Na primeira montra avistamos uma peça sobre a qual a Cristina comenta:
- Que bonita, ficava mesmo bem na nossa sala!
Com este comentário, não digo nada, faço um biquinho, como quem quer assobiar e fico ligeiramente tenso e preso de movimentos e penso para mim – “Fogo, ainda só estamos no início da rua”.
Ainda havia muita montra para ver, quando, no meio de algum espanto, ouço da Cristina:
- Mas já temos em casa 34 peças iguais ou parecidas com esta. Não vou comprar!
Percorremos o resto da rua sem que a Cristina fizesse alguma compra, como que tendo desistido da Folha de Cálculo do Gaspar, que “dispara” quase sempre ao lado!
À noite, já a Cristina dormia, e eu perturbado com aquele final de tarde, fazia zapping na televisão e parei no Fox Movies, onde estava a dar o filme “O exorcismo de Emily Rose”. Estava a começar e vi-o até ao fim. Desligo a televisão e enquanto olho para a Cristina sou assombrado pelo pensamento – “Será que estás sob posse demoníaca?!”
Este dia foi um novo início para mim, onde comecei a perceber que existem forças que nos ultrapassam e que escapam à nossa capacidade de entendimento!
Despertamos cedo e ao pequeno almoço pergunto:
- Vamos fazer compras desnecessárias, mas bonitas?
A Cristina fita-me durante alguns segundos. Pensava eu que a apreciar a minha beleza logo pela manhã, e responde:
- Estás tolo! Parece que o dinheiro não custa a ganhar!
Tentei disfarçar o melhor possível a minha aflição. A minha mulher estava possuída, tinha que fazer algo!

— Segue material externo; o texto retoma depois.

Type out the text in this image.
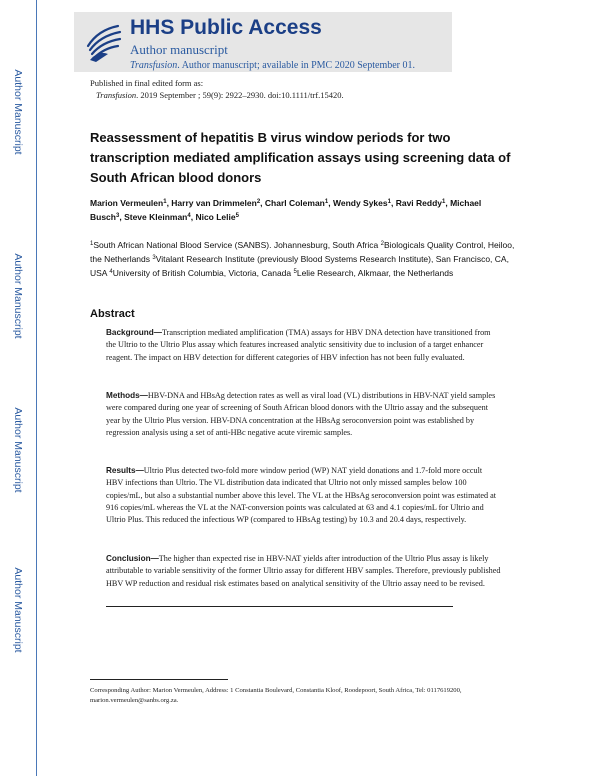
Author Manuscript
Author Manuscript
Author Manuscript
Author Manuscript
HHS Public Access
Author manuscript
Transfusion. Author manuscript; available in PMC 2020 September 01.
Published in final edited form as:
Transfusion. 2019 September ; 59(9): 2922–2930. doi:10.1111/trf.15420.
Reassessment of hepatitis B virus window periods for two transcription mediated amplification assays using screening data of South African blood donors
Marion Vermeulen$^1$, Harry van Drimmelen$^2$, Charl Coleman$^1$, Wendy Sykes$^1$, Ravi Reddy$^1$, Michael Busch$^3$, Steve Kleinman$^4$, Nico Lelie$^5$
$^1$South African National Blood Service (SANBS). Johannesburg, South Africa $^2$Biologicals Quality Control, Heiloo, the Netherlands $^3$Vitalant Research Institute (previously Blood Systems Research Institute), San Francisco, CA, USA $^4$University of British Columbia, Victoria, Canada $^5$Lelie Research, Alkmaar, the Netherlands
Abstract
Background—Transcription mediated amplification (TMA) assays for HBV DNA detection have transitioned from the Ultrio to the Ultrio Plus assay which features increased analytic sensitivity due to inclusion of a target enhancer reagent. The impact on HBV detection for different categories of HBV infection has not been fully evaluated.
Methods—HBV-DNA and HBsAg detection rates as well as viral load (VL) distributions in HBV-NAT yield samples were compared during one year of screening of South African blood donors with the Ultrio assay and the subsequent year by the Ultrio Plus version. HBV-DNA concentration at the HBsAg seroconversion point was established by regression analysis using a set of anti-HBc negative acute viremic samples.
Results—Ultrio Plus detected two-fold more window period (WP) NAT yield donations and 1.7-fold more occult HBV infections than Ultrio. The VL distribution data indicated that Ultrio not only missed samples below 100 copies/mL, but also a substantial number above this level. The VL at the HBsAg seroconversion point was estimated at 916 copies/mL whereas the VL at the NAT-conversion points was calculated at 63 and 4.1 copies/mL for Ultrio and Ultrio Plus. This reduced the infectious WP (compared to HBsAg testing) by 10.3 and 20.4 days, respectively.
Conclusion—The higher than expected rise in HBV-NAT yields after introduction of the Ultrio Plus assay is likely attributable to variable sensitivity of the former Ultrio assay for different HBV samples. Therefore, previously published HBV WP reduction and residual risk estimates based on analytical sensitivity of the Ultrio assay need to be revised.
Corresponding Author: Marion Vermeulen, Address: 1 Constantia Boulevard, Constantia Kloof, Roodepoort, South Africa, Tel: 0117619200, marion.vermeulen@sanbs.org.za.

À noite, no regresso a casa, de carro, a Cristina adormece. Era agora ou nunca, tinha que fazer um exorcismo. Rapidamente tomei a direcção do IKEA.
Lá chegados e pela primeira vez contra vontade, a Cristina passeava-se nos corredores e eu iniciei o exorcismo, utilizando “água-benta comercial”:
- Morzinho olha que sofá lindo,…olha que mobília de quarto espectacular, olha que tapetes belos, vamos comprar, vamos,…vê-me só a categoria deste quebra-nozes,…!
Eu dava o meu melhor neste exorcismo, mas o espírito dentro da Cristina mantinha-se frio e calculista, mas não podia desistir, tinha que recuperar a minha mulher!
- Vai-te espírito maldito! – grito, enquanto “esfrego” umas toalhas de mesa na cara da Cristina.
Nesta altura sou chamado à atenção por um empregado do IKEA.
O desepero era total, quando à saída, a Cristina repara:
- Que cadeiras de esplanada bonitas!
Apesar de já termos trinta daquelas cadeiras, os meus olhos brilharam e as lágrimas já me escorriam pelo rosto, pensando que tinha recuperado a minha mulher, quando contra o que era de esperar, ela continua: – Mas já temos! Porque é que havemos de gastar dinheiro?!
Tomado pelo desespero, pergunto:
- Quem és tu Espírito mau? Abandona esse corpo e vai para o teu mundo!
A expressão na cara da Cristina altera-se, como quando faço migalhas em casa, e com uma voz grossa denuncia-se:
- Eu sou o Joaquim Gaspar, trisavô do Vitor!
Saio do IKEA, derrotado, com a Cristina possuída por um Demónio fortíssimo anti-despesa. Mas eu desconhecia o poder de um Centro Comercial mesmo para um Demónio forreta.
Ao dirigirmos-nos para o parque de estacionamento, ao passar pela última loja de decoração:
- Espera! Que coisas lindas! – diz ela.
Entrou e comprou meia dúzia de peças, três delas desnecessárias. O exorcismo tinha dado resultado. Dei-lhe um abraço forte, tinha recuperado a minha senhora e já no carro pede-me:
- Vamos ao IKEA, outra vez?
Feliz, por ouvir estas palavras, sorri.
- Amanhã, vimos de manhã, à tarde e à noite! – prometi-lhe.
- Boa! – responde-me com um abraço, como se não me visse há muito tempo.

Os espanhóis bem dizem, “Yo no creo en brujas, pero que las hay, las hay!”